Voilà notre héros qui se précipite dans la vallée où le téléphone de Marianne a borné. Il n’a aucune idée de ce qui l’attend. Deux meurtres particulièrement atroces viennent justement d’y être commis. De manière informelle, il va épauler son ancienne collègue Irène Ziegler qui est sur l’enquête.

J’ai dévoré ce nouveau thriller de Bernard Minier. Plus de cinq cents pages qui se lisent facilement car l’auteur a le don de nous mener là où il a envie. Difficile pour le lecteur de ne pas vouloir connaître la suite. Il y a de la tension, du suspense, des personnages ambigus et un environnement, la montagne, qui est lui-même un personnage à part entière. « La vallée » est un huis clos gigantesque où le mal sévit, lieu de mises en scène macabres.
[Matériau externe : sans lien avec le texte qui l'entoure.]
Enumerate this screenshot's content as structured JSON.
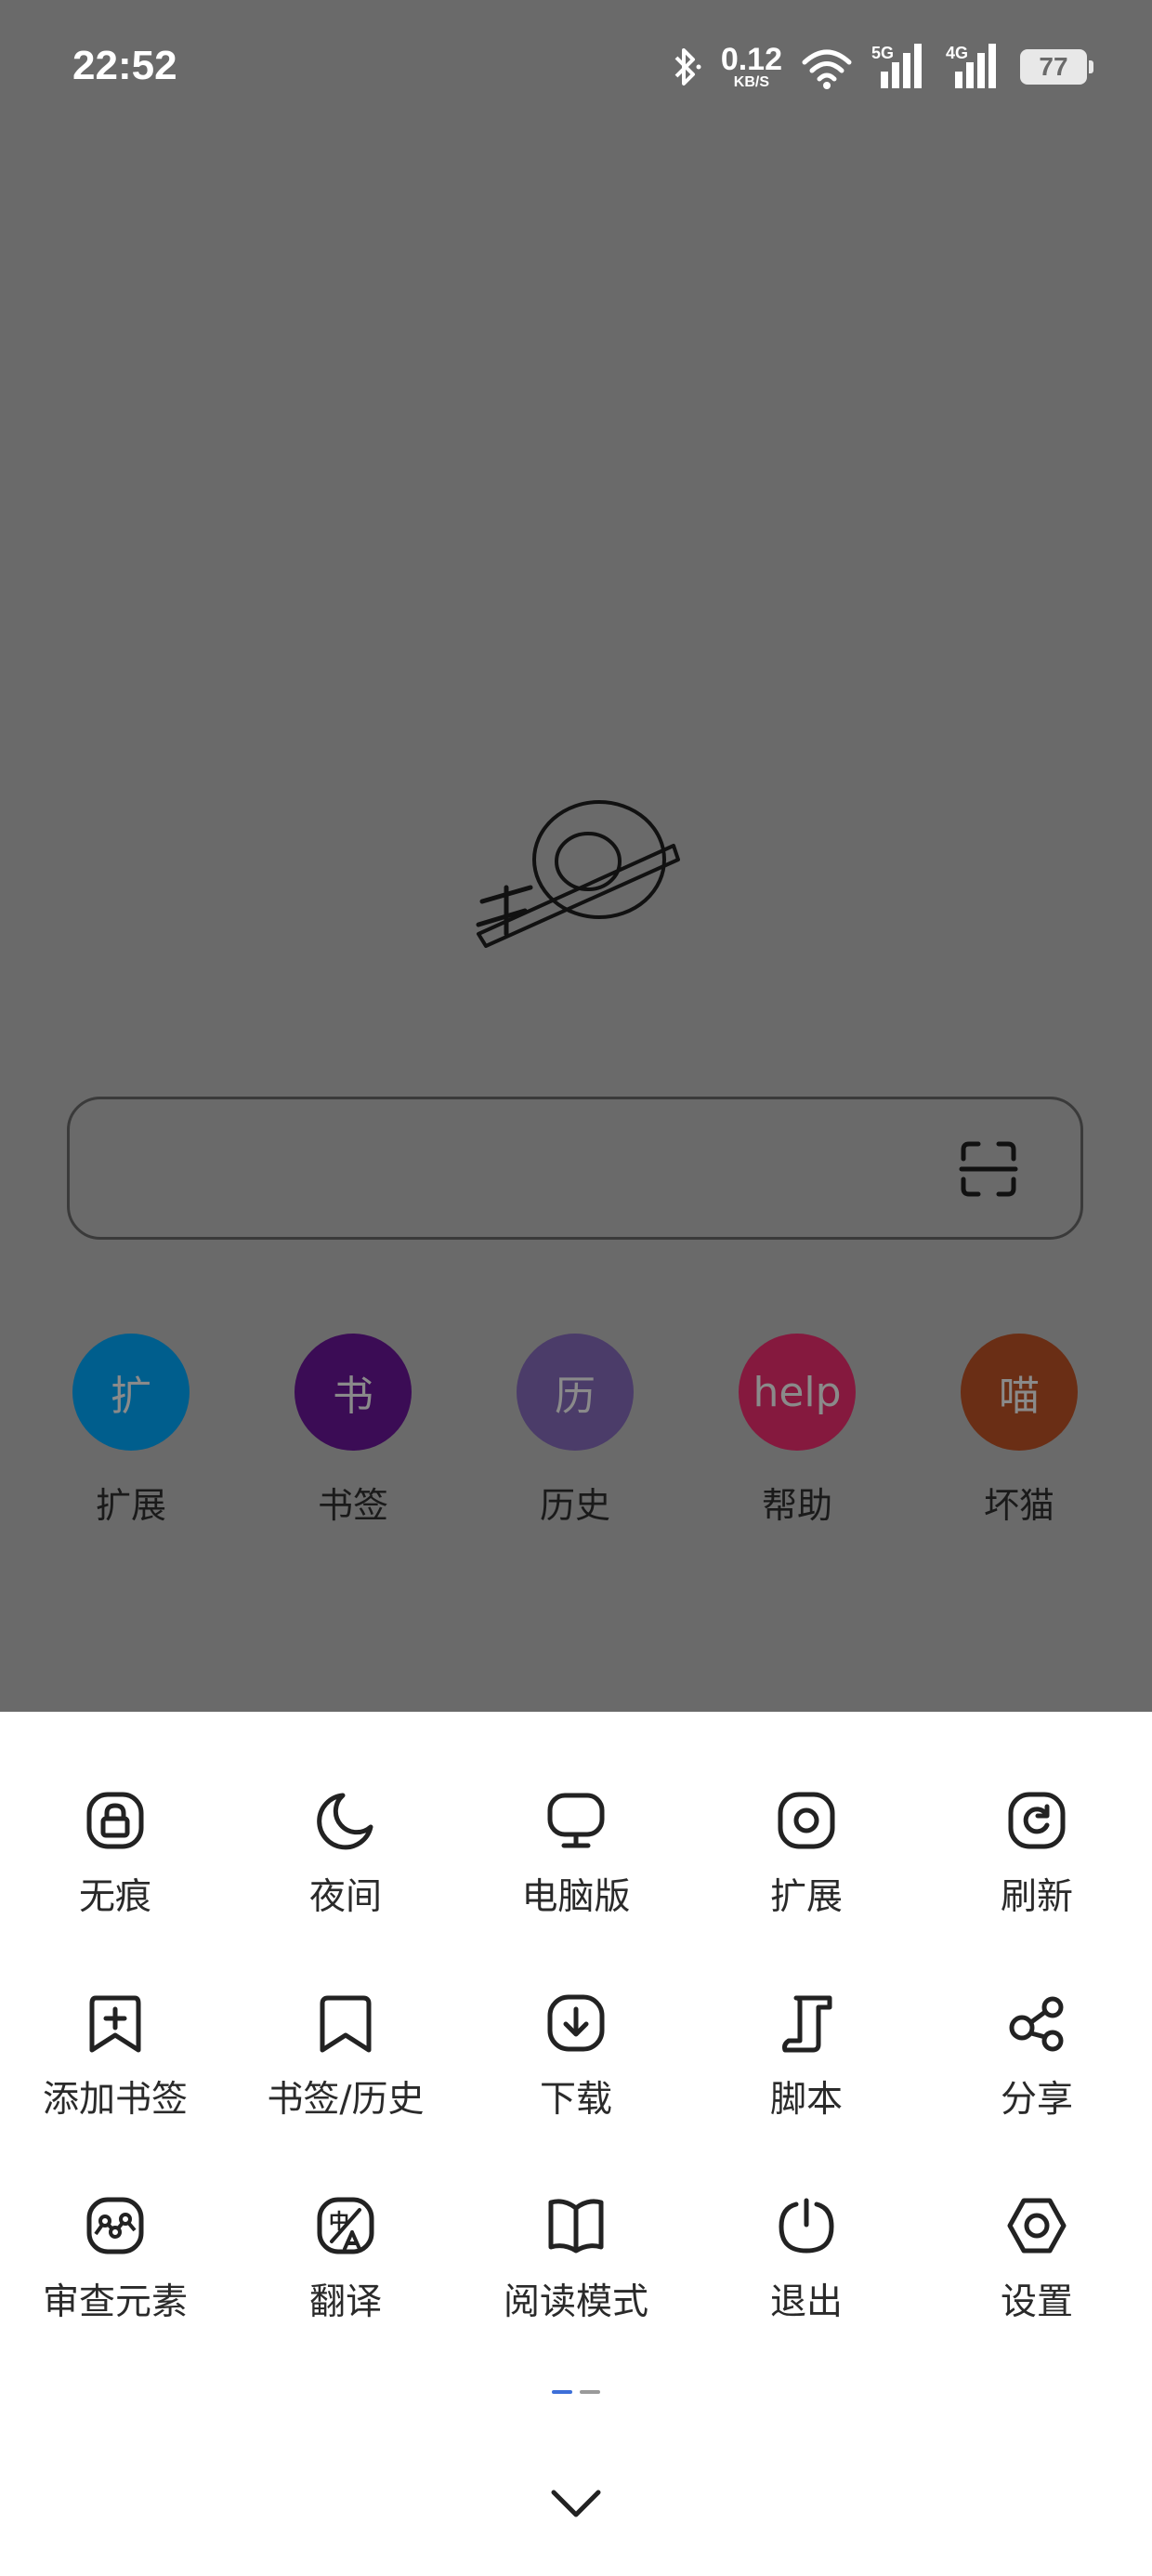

En le refermant il nous tarde juste de savoir quelle sera la prochaine épreuve de Martin Servaz!

XO Éditions

« Le jour des cendres » de Jean-Christophe Grangé

Au sein d’une communauté anabaptiste appelée « Les Émissaires », un meurtre a été commis. Le chef de ce groupe isolé au cœur de l’Alsace est mort enseveli sous les voutes de la chapelle en rénovation. Si l’accident est dans un premier temps évoqué, essentiellement par les adeptes de la communauté, Niémans est appelé pour éclaircir les choses.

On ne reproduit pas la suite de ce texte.